After moving from Philadelphia to San Francisco, Williams met the great Mary Lou Williams. Encouraged by the veteran's advice ("Don’t ever let anyone stop you"), she turned into a strident, public critic of her scene: of the meagre pay, the jazz "boys’ club," the "scene networking" – namely smoking and drinking as the key way of securing work – and of a profit-driven sector riding on the coattails of struggling artists.

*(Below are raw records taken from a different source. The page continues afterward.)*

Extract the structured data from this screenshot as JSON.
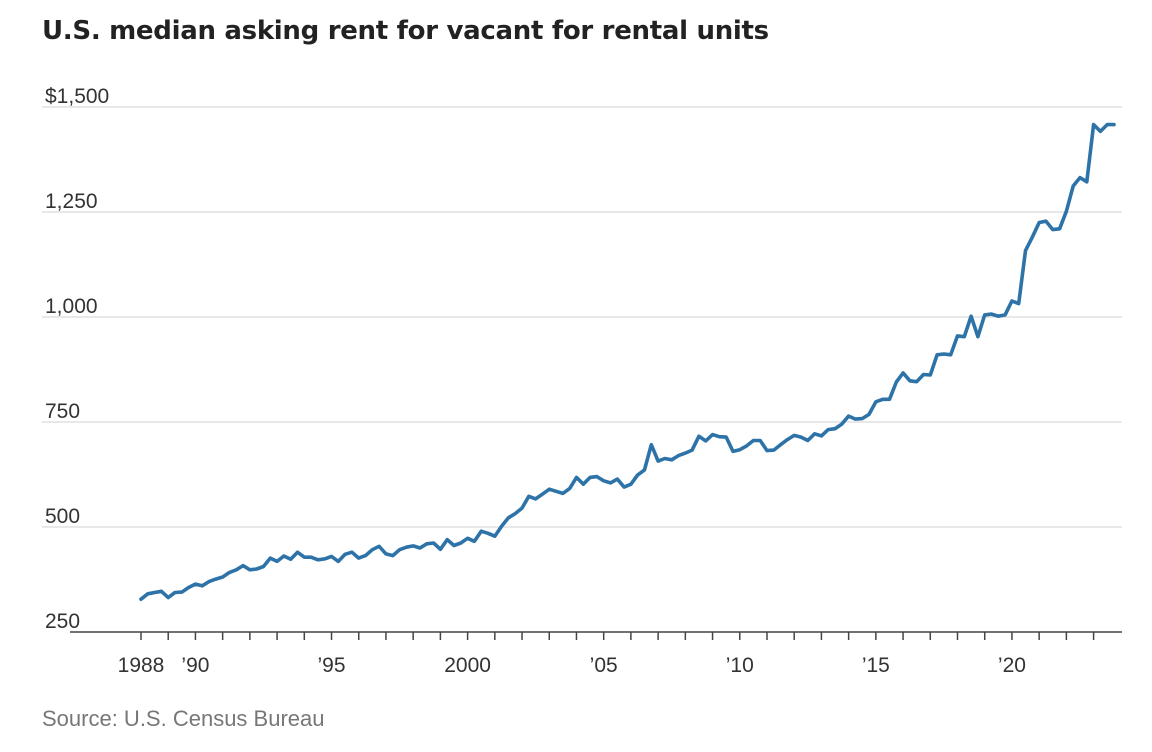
{
  "chart_data": {
    "type": "line",
    "title": "U.S. median asking rent for vacant for rental units",
    "source": "Source: U.S. Census Bureau",
    "xlabel": "",
    "ylabel": "",
    "xlim": [
      1988,
      2023.75
    ],
    "ylim": [
      250,
      1500
    ],
    "y_ticks": [
      {
        "value": 1500,
        "label": "$1,500"
      },
      {
        "value": 1250,
        "label": "1,250"
      },
      {
        "value": 1000,
        "label": "1,000"
      },
      {
        "value": 750,
        "label": "750"
      },
      {
        "value": 500,
        "label": "500"
      },
      {
        "value": 250,
        "label": "250"
      }
    ],
    "x_ticks": [
      {
        "value": 1988,
        "label": "1988"
      },
      {
        "value": 1990,
        "label": "’90"
      },
      {
        "value": 1995,
        "label": "’95"
      },
      {
        "value": 2000,
        "label": "2000"
      },
      {
        "value": 2005,
        "label": "’05"
      },
      {
        "value": 2010,
        "label": "’10"
      },
      {
        "value": 2015,
        "label": "’15"
      },
      {
        "value": 2020,
        "label": "’20"
      }
    ],
    "grid": true,
    "line_color": "#2e73a8",
    "series": [
      {
        "x": [
          1988.0,
          1988.25,
          1988.5,
          1988.75,
          1989.0,
          1989.25,
          1989.5,
          1989.75,
          1990.0,
          1990.25,
          1990.5,
          1990.75,
          1991.0,
          1991.25,
          1991.5,
          1991.75,
          1992.0,
          1992.25,
          1992.5,
          1992.75,
          1993.0,
          1993.25,
          1993.5,
          1993.75,
          1994.0,
          1994.25,
          1994.5,
          1994.75,
          1995.0,
          1995.25,
          1995.5,
          1995.75,
          1996.0,
          1996.25,
          1996.5,
          1996.75,
          1997.0,
          1997.25,
          1997.5,
          1997.75,
          1998.0,
          1998.25,
          1998.5,
          1998.75,
          1999.0,
          1999.25,
          1999.5,
          1999.75,
          2000.0,
          2000.25,
          2000.5,
          2000.75,
          2001.0,
          2001.25,
          2001.5,
          2001.75,
          2002.0,
          2002.25,
          2002.5,
          2002.75,
          2003.0,
          2003.25,
          2003.5,
          2003.75,
          2004.0,
          2004.25,
          2004.5,
          2004.75,
          2005.0,
          2005.25,
          2005.5,
          2005.75,
          2006.0,
          2006.25,
          2006.5,
          2006.75,
          2007.0,
          2007.25,
          2007.5,
          2007.75,
          2008.0,
          2008.25,
          2008.5,
          2008.75,
          2009.0,
          2009.25,
          2009.5,
          2009.75,
          2010.0,
          2010.25,
          2010.5,
          2010.75,
          2011.0,
          2011.25,
          2011.5,
          2011.75,
          2012.0,
          2012.25,
          2012.5,
          2012.75,
          2013.0,
          2013.25,
          2013.5,
          2013.75,
          2014.0,
          2014.25,
          2014.5,
          2014.75,
          2015.0,
          2015.25,
          2015.5,
          2015.75,
          2016.0,
          2016.25,
          2016.5,
          2016.75,
          2017.0,
          2017.25,
          2017.5,
          2017.75,
          2018.0,
          2018.25,
          2018.5,
          2018.75,
          2019.0,
          2019.25,
          2019.5,
          2019.75,
          2020.0,
          2020.25,
          2020.5,
          2020.75,
          2021.0,
          2021.25,
          2021.5,
          2021.75,
          2022.0,
          2022.25,
          2022.5,
          2022.75,
          2023.0,
          2023.25,
          2023.5,
          2023.75
        ],
        "y": [
          328,
          341,
          344,
          347,
          332,
          344,
          345,
          356,
          364,
          360,
          370,
          376,
          381,
          392,
          398,
          408,
          398,
          400,
          406,
          426,
          418,
          431,
          423,
          440,
          428,
          428,
          422,
          424,
          430,
          418,
          435,
          440,
          426,
          432,
          446,
          454,
          436,
          432,
          446,
          452,
          455,
          450,
          460,
          462,
          447,
          470,
          456,
          462,
          473,
          466,
          490,
          485,
          478,
          502,
          522,
          532,
          545,
          573,
          567,
          578,
          590,
          585,
          580,
          592,
          618,
          602,
          618,
          620,
          610,
          605,
          614,
          595,
          602,
          624,
          636,
          696,
          657,
          663,
          660,
          670,
          676,
          683,
          716,
          705,
          720,
          715,
          714,
          680,
          684,
          693,
          706,
          706,
          682,
          683,
          696,
          708,
          718,
          714,
          706,
          722,
          717,
          732,
          734,
          745,
          764,
          757,
          758,
          768,
          798,
          804,
          804,
          845,
          867,
          848,
          846,
          863,
          862,
          910,
          912,
          910,
          955,
          953,
          1002,
          953,
          1005,
          1007,
          1002,
          1005,
          1038,
          1032,
          1158,
          1190,
          1225,
          1228,
          1208,
          1210,
          1252,
          1312,
          1332,
          1322,
          1458,
          1442,
          1458,
          1458
        ]
      }
    ]
  }
}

"I am continually disappointed at the reality of the ‘jazz world’ and its failure to organise, communicate and stand up for a set, any set, of essential beliefs," she stated in the album notes to her 2008 release Deep Monk. In the same vein, the writing on her blog was broad in scope, direct, decidedly ideological and feminist, though she rarely discussed her experiences as a trans woman. As one critic noted: "To add to the sexism … that drove her from her desired musical domain for a period, imagine what kind of inhumane bullshit she must have suffered as a trans woman in the jazz scene of the early 80s."

A Journey of Independence

Her professional path evolved into self-sufficiency. After time in the vibrant Bay Area scene, she relocated to smaller cities such as Sacramento and Santa Cruz, making a home in Portland in 1991, and later moving smaller still, to Yakima, Washington State, in the 2010s. Williams recognized early the huge potential of the internet

Deborah Rogers
Deborah Rogers

A productivity coach and writer with over a decade of experience helping professionals optimize their workflows and achieve their goals.